Note: This algorithm really doesn't produce the
industry standard Base64 conversion unless the source is an exact multiple of 3
characters. In fact, it doesn't even work unless this restriction is met. The
problem lies in the last three characters produced by EncB64. The
problem is the absolutely necessary ->4 on encoding and the
->3 for each set on decoding. If there are less than three
remaining characters it inserts 0's to fill. The real algorithm does not do
this in the last three bytes. It works on a bit by bit basis. I discovered this
when I tried to compare speeds of Glee and hardcoded C++. The C++
ran nearly 400 times faster (and produced the correct result regardless of
character count). In internet-land, Base64 is a necessity. So I added to the
string type the C++ optimal methods .B64 (base 64) and .R64
(representation 64). The code above becomes simply:
'Now is the time for all good men.....'=>t$;
t.B64=>ct$; ct.R64$;
The C++ coded Output:
Now is the time for all good men.....
Tm93IGlzIHRoZSB0aW1lIGZvciBhbGwgZ29vZCBtZW4uLi4uLg==
Now is the time for all good men.....
The play-by-play:
- 'A'..'Z','a'..'z','0'..'9','+/'=>b64;. Valid
characters for Base64 are are upper-case alpha; lower-case alpha; the numerals;
and the + and /
characters. Glee produces the continguous character
sequences using its ranging operator ..(e.g. 'A'..'Z','a'..'z','0'..'9'). We save these in
b64.
- 'EncB64'#pgm{b64[t\(t# ` %3*=0)#asc %>256<
%<64@& ->4< +1],('='%%4)<-*(t# %/3) };. The encode
function indexes into the b64 character
string. Building up the index is the essence of the operation. The technique is
explained in the following steps
- (t# @= ` %3*=0):
t# counts the characters in the text .
` generates a numeric index vector (i.e.
1 2 3 ... up to t#);
%3 does the modulo producing 1 2 0 1 2 0
... .*=0 Marking where the zeros are
gives us a bit vector we can use to
segment the text t \(bit vector ).
This breaks our text into a sequence of three character strings.

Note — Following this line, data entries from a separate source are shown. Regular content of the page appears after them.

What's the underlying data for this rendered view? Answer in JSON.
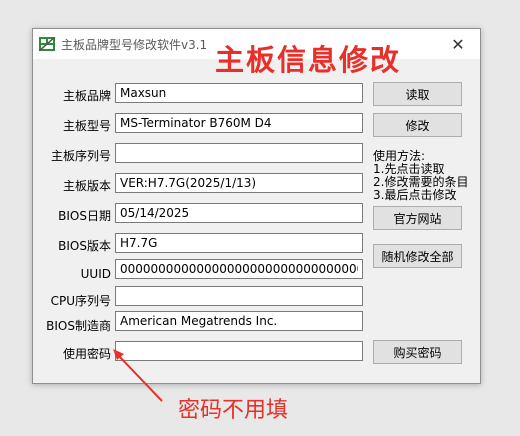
{
  "window": {
    "title": "主板品牌型号修改软件v3.1",
    "close_label": "✕"
  },
  "overlay_title": "主板信息修改",
  "fields": [
    {
      "label": "主板品牌",
      "value": "Maxsun"
    },
    {
      "label": "主板型号",
      "value": "MS-Terminator B760M D4"
    },
    {
      "label": "主板序列号",
      "value": ""
    },
    {
      "label": "主板版本",
      "value": "VER:H7.7G(2025/1/13)"
    },
    {
      "label": "BIOS日期",
      "value": "05/14/2025"
    },
    {
      "label": "BIOS版本",
      "value": "H7.7G"
    },
    {
      "label": "UUID",
      "value": "00000000000000000000000000000000"
    },
    {
      "label": "CPU序列号",
      "value": ""
    },
    {
      "label": "BIOS制造商",
      "value": "American Megatrends Inc."
    },
    {
      "label": "使用密码",
      "value": ""
    }
  ],
  "buttons": {
    "read": "读取",
    "modify": "修改",
    "official_site": "官方网站",
    "random_modify_all": "随机修改全部",
    "buy_password": "购买密码"
  },
  "usage": {
    "title": "使用方法:",
    "steps": [
      "1.先点击读取",
      "2.修改需要的条目",
      "3.最后点击修改"
    ]
  },
  "annotation": "密码不用填",
  "colors": {
    "annotation_red": "#e8302a",
    "window_bg": "#f0f0f0",
    "button_bg": "#e1e1e1"
  },
  "icons": {
    "app": "app-window-icon",
    "close": "close-icon"
  }
}
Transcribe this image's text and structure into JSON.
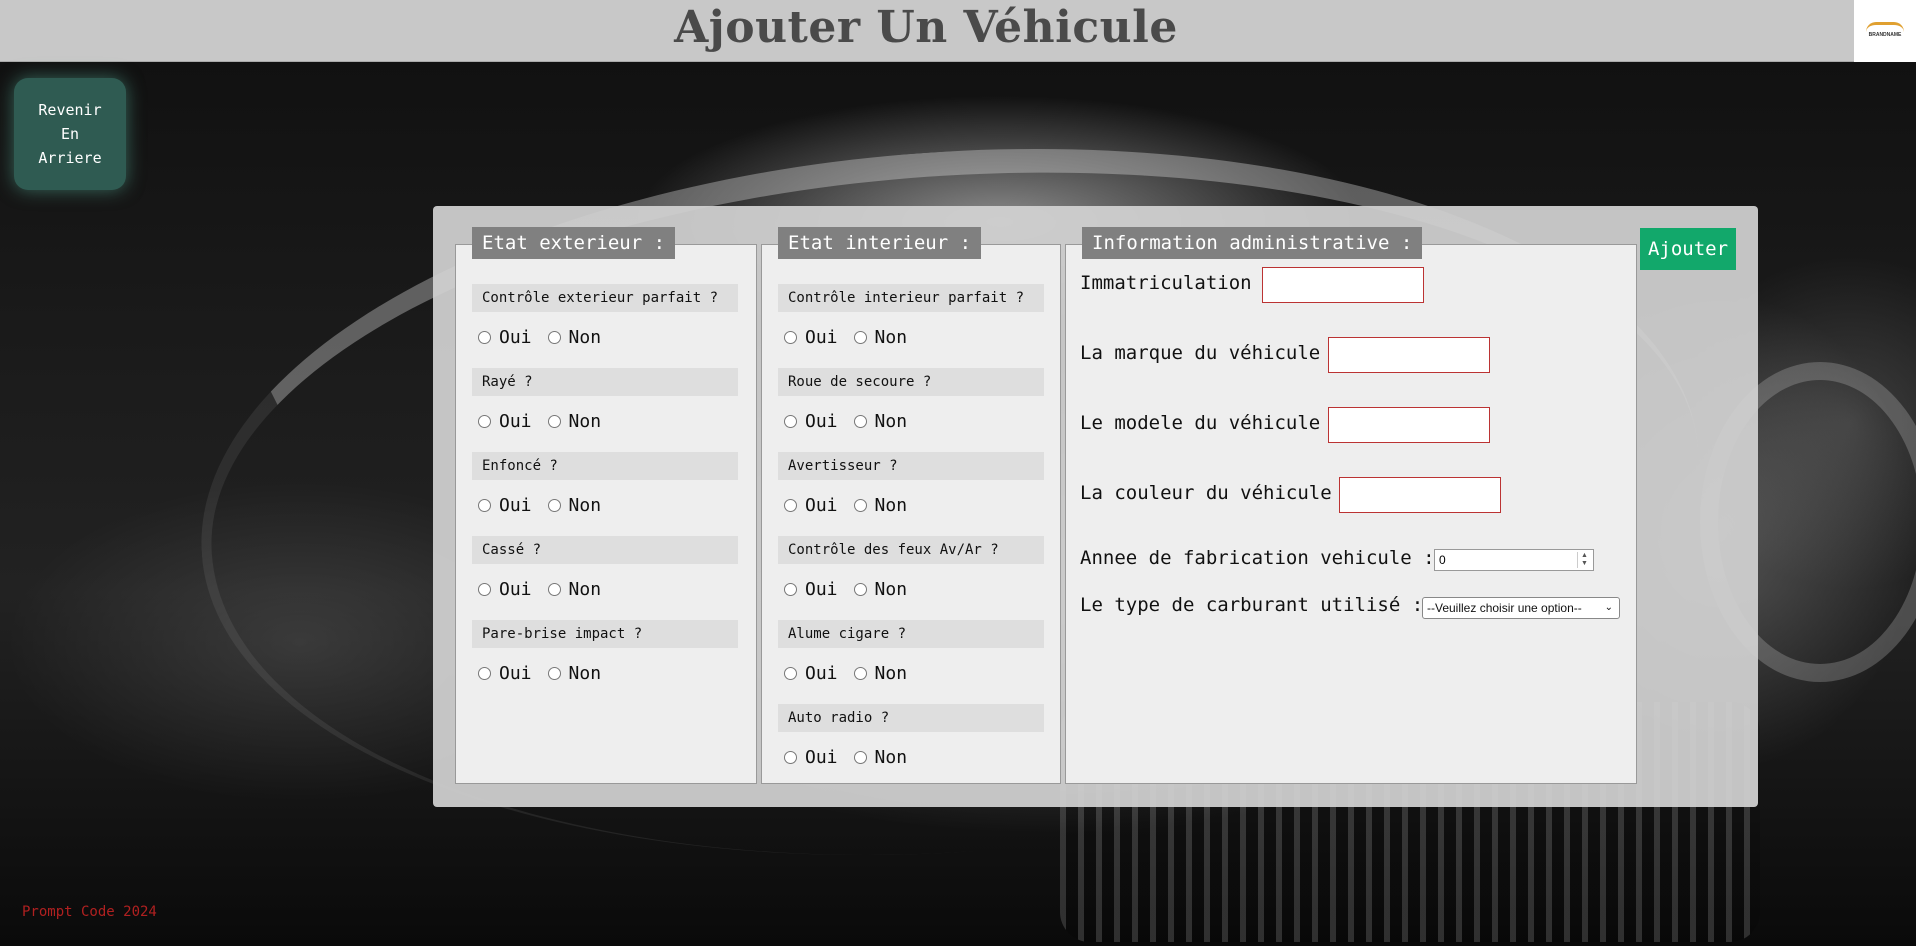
{
  "header": {
    "title": "Ajouter Un Véhicule",
    "logo_text": "BRANDNAME"
  },
  "back_button": {
    "lines": [
      "Revenir",
      "En",
      "Arriere"
    ]
  },
  "exterior": {
    "legend": "Etat exterieur :",
    "questions": [
      {
        "label": "Contrôle exterieur parfait ?",
        "yes": "Oui",
        "no": "Non"
      },
      {
        "label": "Rayé ?",
        "yes": "Oui",
        "no": "Non"
      },
      {
        "label": "Enfoncé ?",
        "yes": "Oui",
        "no": "Non"
      },
      {
        "label": "Cassé ?",
        "yes": "Oui",
        "no": "Non"
      },
      {
        "label": "Pare-brise impact ?",
        "yes": "Oui",
        "no": "Non"
      }
    ]
  },
  "interior": {
    "legend": "Etat interieur :",
    "questions": [
      {
        "label": "Contrôle interieur parfait ?",
        "yes": "Oui",
        "no": "Non"
      },
      {
        "label": "Roue de secoure ?",
        "yes": "Oui",
        "no": "Non"
      },
      {
        "label": "Avertisseur ?",
        "yes": "Oui",
        "no": "Non"
      },
      {
        "label": "Contrôle des feux Av/Ar ?",
        "yes": "Oui",
        "no": "Non"
      },
      {
        "label": "Alume cigare ?",
        "yes": "Oui",
        "no": "Non"
      },
      {
        "label": "Auto radio ?",
        "yes": "Oui",
        "no": "Non"
      }
    ]
  },
  "admin": {
    "legend": "Information administrative :",
    "immatriculation_label": "Immatriculation :",
    "immatriculation_value": "",
    "marque_label": "La marque du véhicule :",
    "marque_value": "",
    "modele_label": "Le modele du véhicule :",
    "modele_value": "",
    "couleur_label": "La couleur du véhicule :",
    "couleur_value": "",
    "annee_label": "Annee de fabrication vehicule :",
    "annee_value": "0",
    "carburant_label": "Le type de carburant utilisé :",
    "carburant_selected": "--Veuillez choisir une option--"
  },
  "add_button_label": "Ajouter",
  "footer_text": "Prompt Code 2024",
  "colors": {
    "header_bg": "#c8c8c8",
    "back_button_bg": "#2f5b52",
    "add_button_bg": "#12a86b",
    "legend_bg": "#808080",
    "footer_text": "#b02020"
  }
}
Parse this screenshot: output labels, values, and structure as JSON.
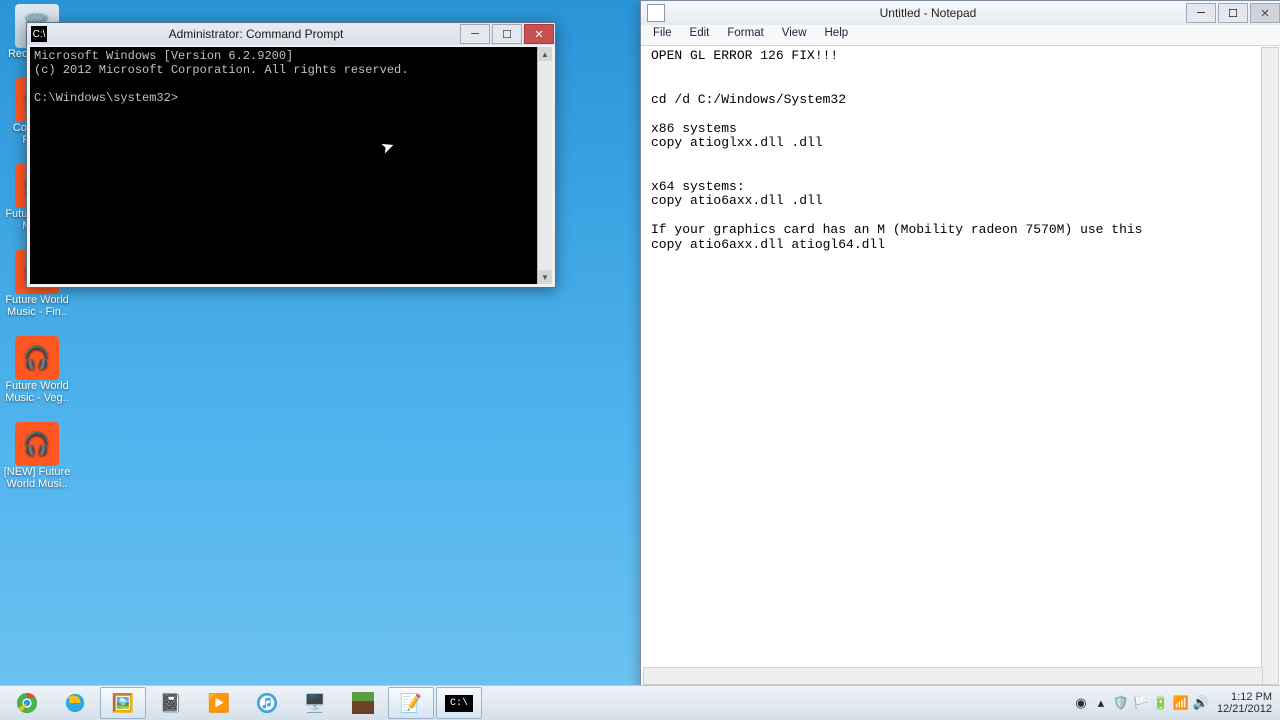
{
  "desktop": {
    "icons": [
      {
        "label": "Recycle Bin"
      },
      {
        "label": "Computer Prop.."
      },
      {
        "label": "Future World Musi.."
      },
      {
        "label": "Future World Music - Fin.."
      },
      {
        "label": "Future World Music - Veg.."
      },
      {
        "label": "[NEW] Future World Musi.."
      }
    ]
  },
  "cmd": {
    "title": "Administrator: Command Prompt",
    "line1": "Microsoft Windows [Version 6.2.9200]",
    "line2": "(c) 2012 Microsoft Corporation. All rights reserved.",
    "prompt": "C:\\Windows\\system32>"
  },
  "notepad": {
    "title": "Untitled - Notepad",
    "menus": [
      "File",
      "Edit",
      "Format",
      "View",
      "Help"
    ],
    "content": "OPEN GL ERROR 126 FIX!!!\n\n\ncd /d C:/Windows/System32\n\nx86 systems\ncopy atioglxx.dll .dll\n\n\nx64 systems:\ncopy atio6axx.dll .dll\n\nIf your graphics card has an M (Mobility radeon 7570M) use this\ncopy atio6axx.dll atiogl64.dll"
  },
  "taskbar": {
    "apps": [
      "chrome",
      "ie",
      "photo",
      "doc",
      "media",
      "itunes",
      "pc",
      "mc",
      "note",
      "cmd"
    ]
  },
  "systray": {
    "time": "1:12 PM",
    "date": "12/21/2012"
  }
}
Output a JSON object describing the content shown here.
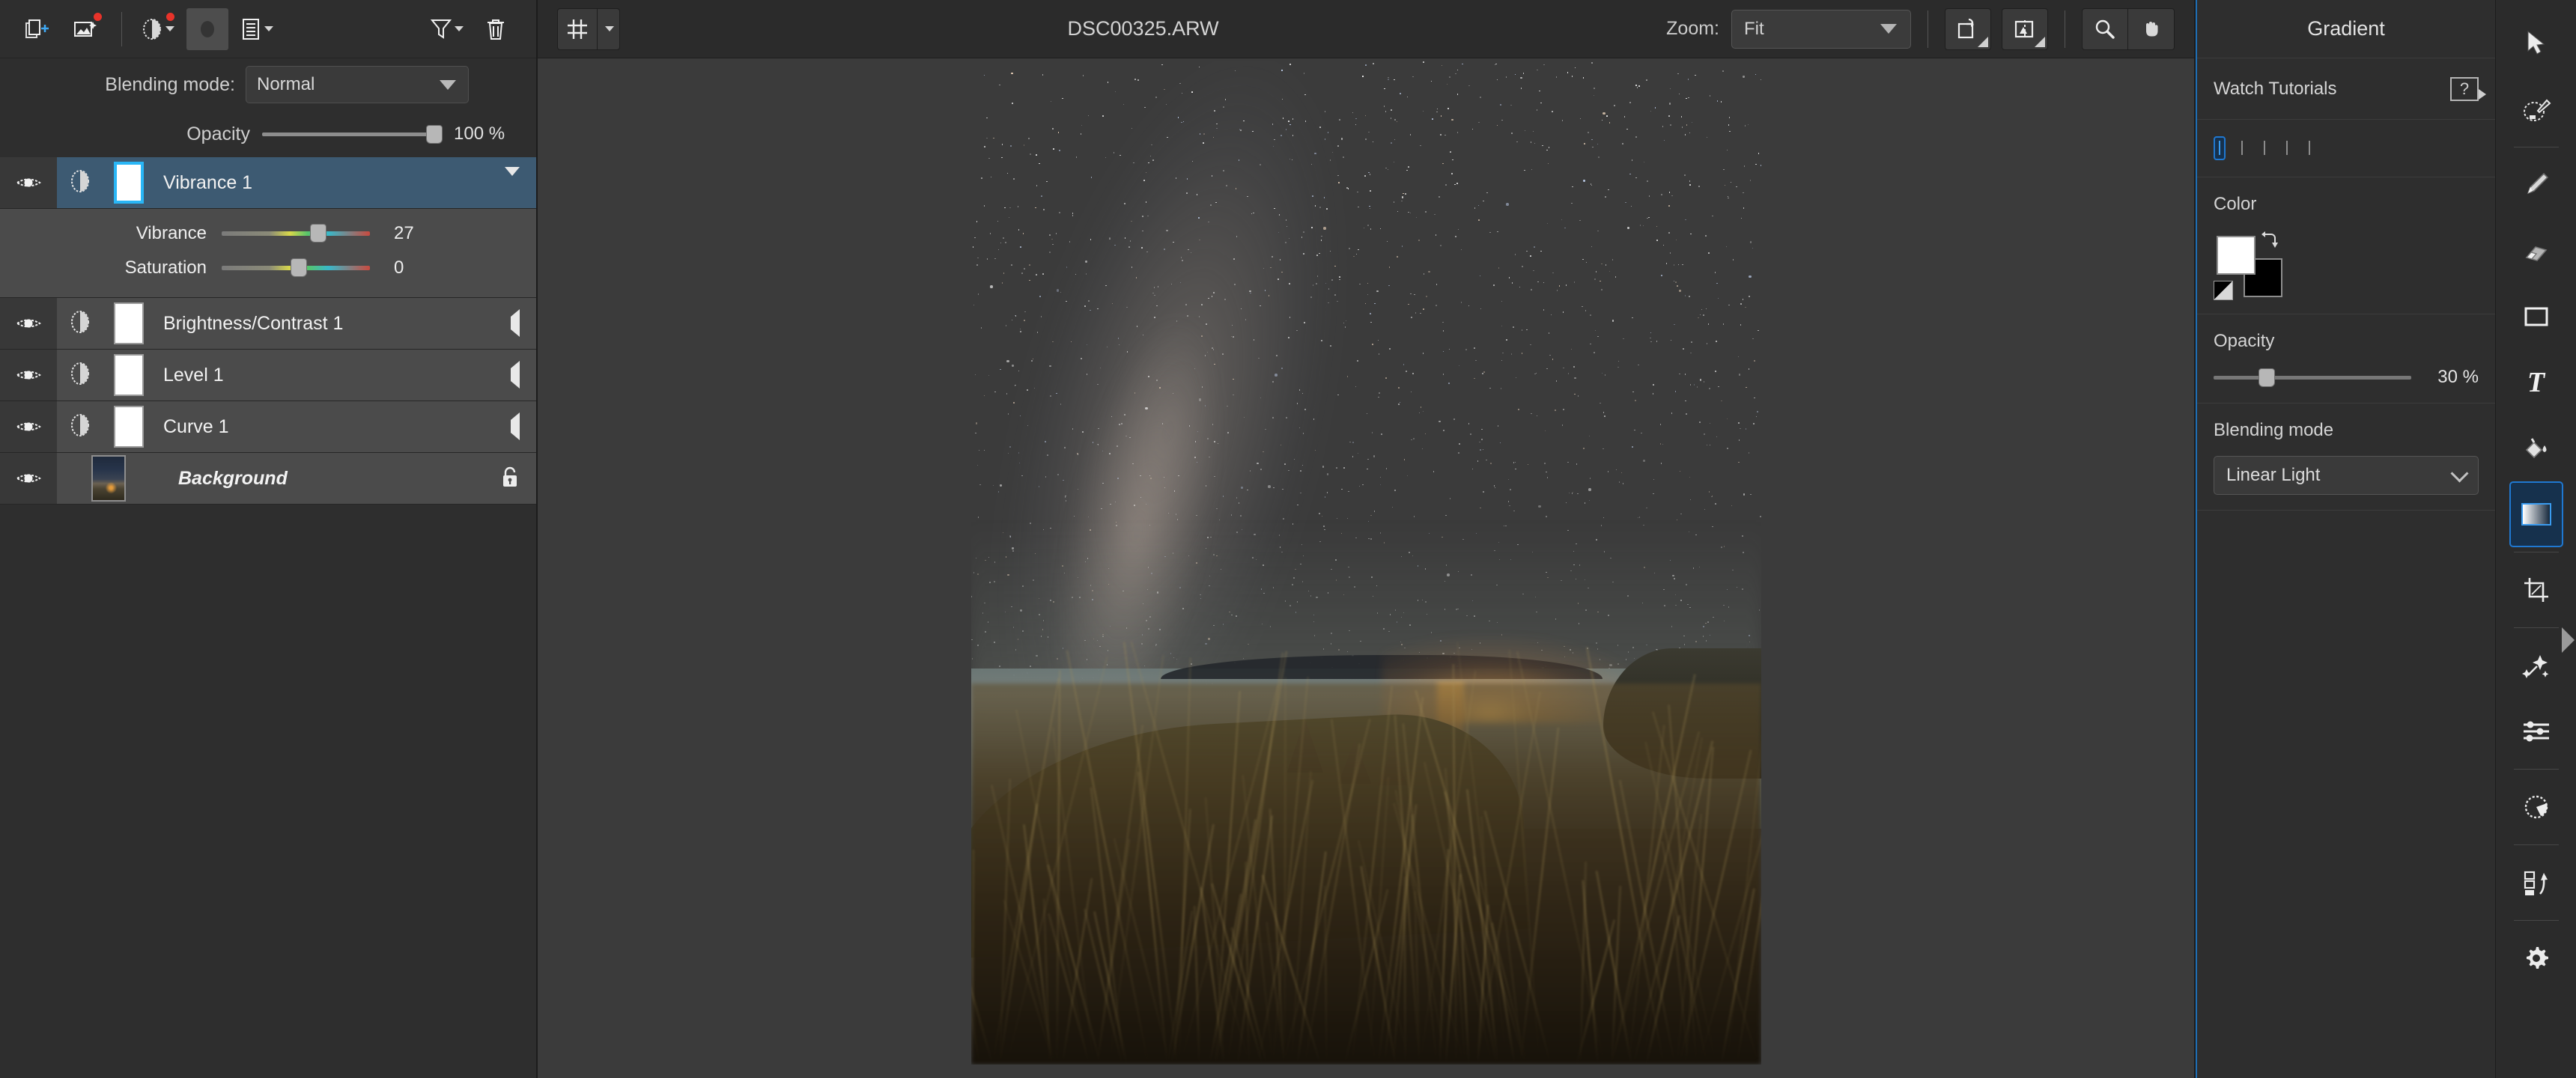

#asc operates on the elements of the
sequence in the string converting the characters to numeric form.
%> 256 then converts these
three-number vectors into a single number base 256. This result is a sequence.
%<64@& ->4< +1 represents
the numbers in base 64 producing a sequence of 4 element numeric vectors which
we disclose. The result is in origin 0 and we get the desired origin 1 by
adding 1. b64[numeric index vector]
gives us the character string we're looking for.
- ,('=')<-*(t# %/3) pads strings
which are not exact multiples of 3 with the = character. ,'='<-* 3) catenates up to 2 ='s onto the string for padding.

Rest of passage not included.